A lot of companies could be forgiven for thinking of BYOD (“Bring-your-own-device”) as a great way to save money by not having to provide phones for employees. However, employees have other ideas. How do you balance a BYOD policy so that everyone wins?
Why would anyone use their personal phone for work?
It’s a fair enough question.
On the surface of it, companies are asking employees to use one of their most cherished and expensive purchases (their mobile phone), so the company can save a few bucks. And when you put it like that, BYOD is none too compelling. So why do 75% of employees use their personal mobile phones at work?
Our research showed that around 65% of employees give their personal numbers to customers. For those who have an office phone system, 75% simply forward their calls to their personal mobile phone.
So why are so many employees willing to give up their privacy by providing customers with their personal phone number?
The answer is simple – instinct.
Humans in our very nature are tuned to gravitate towards pleasant experiences, things that make us feel good. The better the experience, the more we adopt it. And by and large, company provided phones and phone systems are terrible.
The rise and rise of consumer driven experiences
As consumers, we’ve all come to expect a lot for a little.
Companies like Amazon, Google, Facebook, and others, have raised our collective bar to such a high standard, that we’ve little time for anything that takes even a modicum of time to understand or use.
We’ve come to expect products to be perfect, services to be instant, and quality to be high. We want everything now, and to be able to find it, do it, and get it on our mobile phones in just a few clicks.
And then we go ask employees to use the company provided phones and phone system. The antithesis of consumer driven experiences. It’s no wonder they revolt.
By 2020, nearly 75% of workers will be mobile enabled (according to the IDC). It’s estimated that around 40% of employees will be freelancers, contractors or remote workers. As people come and go, bringing their own devices that companies can easily add into the business phone system, will be a necessity.
Companies like Spoke Phone are tackling this problem head on. Building next-generation business phone systems that have simple and beautiful experiences specifically designed for use on mobile phones – those that companies supply, or employees bring.

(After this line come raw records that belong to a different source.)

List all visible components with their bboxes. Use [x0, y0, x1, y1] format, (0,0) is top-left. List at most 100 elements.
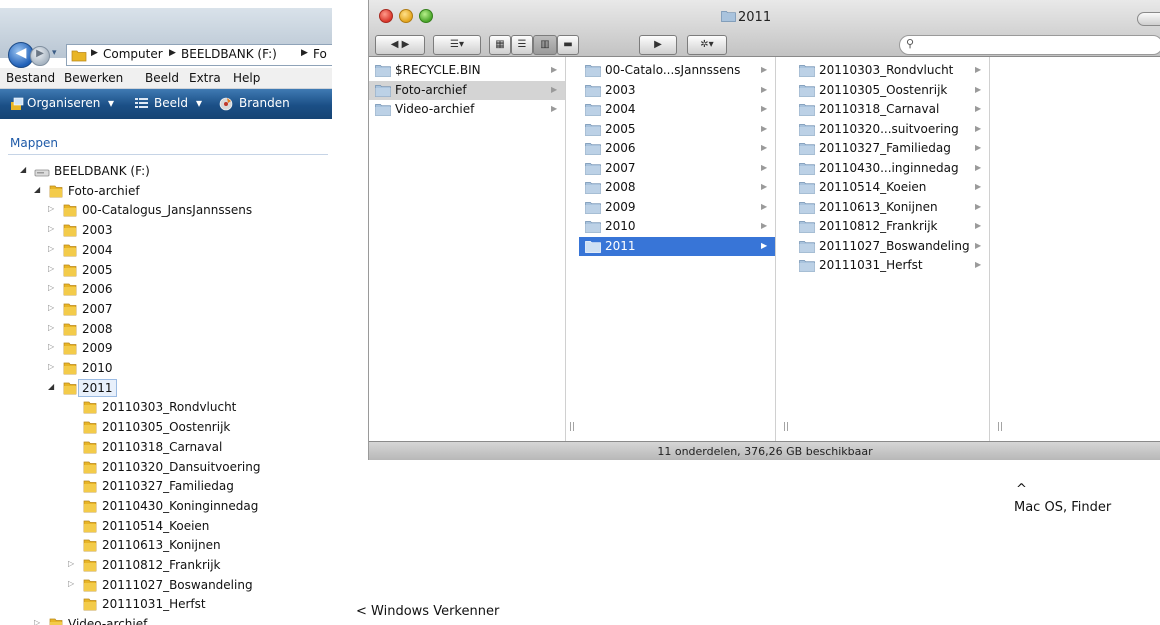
expand-icon[interactable]: ▷ — [48, 204, 54, 213]
folder-icon — [799, 182, 815, 194]
finder-item[interactable]: 20110430...inginnedag ▶ — [793, 159, 989, 178]
arrange-menu-button[interactable]: ☰▾ — [433, 35, 481, 55]
address-area: ◀ ▶ ▾ ▶ Computer ▶ BEELDBANK (F:) ▶ Fo — [0, 8, 332, 68]
action-menu-button[interactable]: ✲▾ — [687, 35, 727, 55]
expand-icon[interactable]: ▷ — [48, 244, 54, 253]
organize-dropdown-icon[interactable]: ▾ — [108, 96, 114, 110]
folder-icon — [585, 104, 601, 116]
folder-icon — [799, 201, 815, 214]
folders-heading[interactable]: Mappen — [10, 136, 58, 150]
organize-button[interactable]: Organiseren — [27, 96, 100, 110]
finder-item-label: 2011 — [605, 238, 636, 253]
disclosure-arrow-icon: ▶ — [761, 84, 768, 94]
collapse-icon[interactable]: ◢ — [48, 382, 54, 391]
expand-icon[interactable]: ▷ — [34, 618, 40, 625]
finder-item[interactable]: 2007 ▶ — [579, 159, 775, 178]
close-button[interactable] — [379, 9, 393, 23]
quicklook-button[interactable]: ▶ — [639, 35, 677, 55]
search-field[interactable]: ⚲ — [899, 35, 1160, 55]
recent-pages-dropdown-icon[interactable]: ▾ — [52, 48, 57, 58]
disclosure-arrow-icon: ▶ — [761, 104, 768, 113]
expand-icon[interactable]: ▷ — [48, 362, 54, 371]
expand-icon[interactable]: ▷ — [48, 323, 54, 332]
tree-item-label: Video-archief — [68, 617, 148, 625]
collapse-icon[interactable]: ◢ — [34, 185, 40, 194]
tree-item-label: 2011 — [78, 378, 117, 397]
folder-icon — [83, 500, 97, 513]
finder-item-label: 2009 — [605, 199, 636, 214]
menu-file[interactable]: Bestand — [6, 71, 55, 85]
finder-item-label: 2008 — [605, 180, 636, 194]
menu-view[interactable]: Beeld — [145, 71, 179, 85]
expand-icon[interactable]: ▷ — [48, 264, 54, 273]
menu-tools[interactable]: Extra — [189, 71, 221, 85]
forward-button[interactable]: ▶ — [30, 46, 50, 66]
folder-icon — [585, 221, 601, 233]
breadcrumb-separator-icon: ▶ — [169, 48, 176, 58]
finder-item[interactable]: 20111027_Boswandeling ▶ — [793, 237, 989, 256]
folder-icon — [799, 240, 815, 253]
finder-item-label: 00-Catalo...sJannssens — [605, 63, 741, 77]
back-forward-button[interactable]: ◀ ▶ — [375, 35, 425, 55]
finder-item[interactable]: 00-Catalo...sJannssens ▶ — [579, 61, 775, 80]
finder-item[interactable]: 20110320...suitvoering ▶ — [793, 120, 989, 139]
column-view-button[interactable]: ▥ — [533, 35, 557, 55]
finder-item[interactable]: Foto-archief ▶ — [369, 80, 565, 100]
finder-item[interactable]: 2003 ▶ — [579, 81, 775, 100]
expand-icon[interactable]: ▷ — [68, 559, 74, 568]
toolbar-toggle-button[interactable] — [1137, 12, 1160, 26]
finder-item-label: 20110812_Frankrijk — [819, 219, 938, 233]
finder-item[interactable]: 2009 ▶ — [579, 198, 775, 217]
menu-help[interactable]: Help — [233, 71, 260, 85]
expand-icon[interactable]: ▷ — [48, 283, 54, 292]
finder-item[interactable]: 20110812_Frankrijk ▶ — [793, 217, 989, 236]
folder-icon — [585, 84, 601, 97]
disclosure-arrow-icon: ▶ — [975, 201, 982, 211]
tree-item-label: 20110430_Koninginnedag — [102, 498, 259, 513]
disclosure-arrow-icon: ▶ — [761, 162, 768, 172]
finder-item[interactable]: 2008 ▶ — [579, 178, 775, 197]
menu-edit[interactable]: Bewerken — [64, 71, 123, 85]
minimize-button[interactable] — [399, 9, 413, 23]
finder-item[interactable]: 20110514_Koeien ▶ — [793, 178, 989, 197]
collapse-icon[interactable]: ◢ — [20, 165, 26, 174]
finder-item[interactable]: 20110318_Carnaval ▶ — [793, 100, 989, 119]
folder-icon — [63, 303, 77, 316]
coverflow-view-button[interactable]: ▬ — [557, 35, 579, 55]
tree-item-label: 2006 — [82, 282, 113, 297]
expand-icon[interactable]: ▷ — [48, 224, 54, 233]
finder-item[interactable]: 2011 ▶ — [579, 236, 775, 256]
icon-view-button[interactable]: ▦ — [489, 35, 511, 55]
finder-item[interactable]: Video-archief ▶ — [369, 100, 565, 119]
folder-icon — [63, 264, 77, 276]
finder-item[interactable]: 20110303_Rondvlucht ▶ — [793, 61, 989, 80]
zoom-button[interactable] — [419, 9, 433, 23]
finder-item[interactable]: 20110327_Familiedag ▶ — [793, 139, 989, 158]
disclosure-arrow-icon: ▶ — [975, 123, 982, 133]
finder-item[interactable]: $RECYCLE.BIN ▶ — [369, 61, 565, 80]
view-dropdown-icon[interactable]: ▾ — [196, 96, 202, 110]
disclosure-arrow-icon: ▶ — [975, 240, 982, 250]
address-bar[interactable]: ▶ Computer ▶ BEELDBANK (F:) ▶ Fo — [66, 44, 332, 66]
finder-item[interactable]: 20111031_Herfst ▶ — [793, 256, 989, 275]
finder-item-label: 2010 — [605, 219, 636, 233]
finder-item[interactable]: 2010 ▶ — [579, 217, 775, 236]
expand-icon[interactable]: ▷ — [68, 579, 74, 588]
caption-mac-finder: Mac OS, Finder — [1014, 500, 1112, 515]
list-view-button[interactable]: ☰ — [511, 35, 533, 55]
breadcrumb-computer[interactable]: Computer — [103, 47, 163, 61]
finder-item[interactable]: 20110305_Oostenrijk ▶ — [793, 81, 989, 100]
folder-icon — [585, 182, 601, 194]
finder-item[interactable]: 20110613_Konijnen ▶ — [793, 198, 989, 217]
finder-item[interactable]: 2005 ▶ — [579, 120, 775, 139]
burn-button[interactable]: Branden — [239, 96, 290, 110]
folder-icon — [83, 539, 97, 552]
expand-icon[interactable]: ▷ — [48, 303, 54, 312]
breadcrumb-folder[interactable]: Fo — [313, 47, 327, 61]
finder-item[interactable]: 2006 ▶ — [579, 139, 775, 158]
expand-icon[interactable]: ▷ — [48, 342, 54, 351]
tree-item-label: 20110303_Rondvlucht — [102, 400, 237, 415]
view-button[interactable]: Beeld — [154, 96, 188, 110]
breadcrumb-drive[interactable]: BEELDBANK (F:) — [181, 47, 277, 61]
finder-item[interactable]: 2004 ▶ — [579, 100, 775, 119]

The pros and cons of using personal phones at work
87 percent (nearly 9 out of 10) businesses rely on employees to bring their personal phones to work, according to a study by The Information Systems Group (ISG). So what are the pros and cons from an employee’s perspective?
The world is becoming ever more mobile, and the need to stay connected when you’re away from the desk or office is key. However, most employees don’t want to carry two phones (their’s and the company’s). With a good BYOD policy, employees can use the one phone they love, and have the mobility they need.
2) Privacy and security
Unfortunately, when employees give out personal phone numbers, there is no way to ensure their privacy or control access to the employee. Customers can call any time day or night, send unwanted TXT messages and communications that encroach on the employee’s privacy and safety. A good modern business phone solution and BYOD policy solves these issues.
3) Simplicity and good experience
Employees love their phones, and everyone loves easy-to-use things. The more companies can place simple-to-use tools inside the things that employees already love to use, the more those tools are adopted and used. A good modern business phone solution sits inside an employee’s phone and acts and feels just the same as every other app on their phone.
4) Access to personal data
When asked about BYOD, employees are most concerned about their employer having access to the personal data, photos, messages, and information on their phone. In this regard, systems like Spoke Phone enforce these controls in favour of the employee. Spoke Phone has physical and data controls to ensure that no matter what employers do, they are physically unable to access any personal information on the employees phone. On top of that, companies like Apple and Google (that make phone operating systems), place controls that enforce a standard of behaviour and access designed to limit access to sensitive areas of the phone.
5) It’s my phone – pay me if you want me to use it at work
Some employees simply don’t want to use their phone at work. Some want to be paid for it. Some don’t have a phone. And some still prefer the good old desk-phone. Ensure that your phone system allows for each of these users.
When it comes to paying users who use their personal phones at work, our research suggests that very few companies (about 23%) are providing some form of payment to employees. Here are the some of the ways companies are offering payment to employees:
- Payroll contribution: A small amount added to payroll, in recognition of using your phone at work. E.g. $20 a month
- Phone contribution: A one-time payment enabling the employee to get / upgrade to a high-end business phone
- Company discount: Allowing employee access to purchase a high-end business phone at a company or group discounted rate
- Do nothing: A surprising number of companies offer nothing to employees. Some companies simply require employees to install the company phone app on their own phones, and others even pitch the ability to use your own phone at work, as an employment benefit… seriously
How to choose the right BYOD policy for your business
Whatever BYOD policy you choose for you business, you firstly need a business phone solution that supports a successful BYOD program. Let’s look at the top three determining factors.
1) High-quality mobility
Believe it or not, mobility is not a “given” in the business phone system market today. A lot of business phone systems sold today have no mobile option at all, and all of today’s cloud business phone providers focus on desk-first experiences, that leave mobile users wanting. Low quality calls, reduced features sets, and poor experiences when on mobile phones.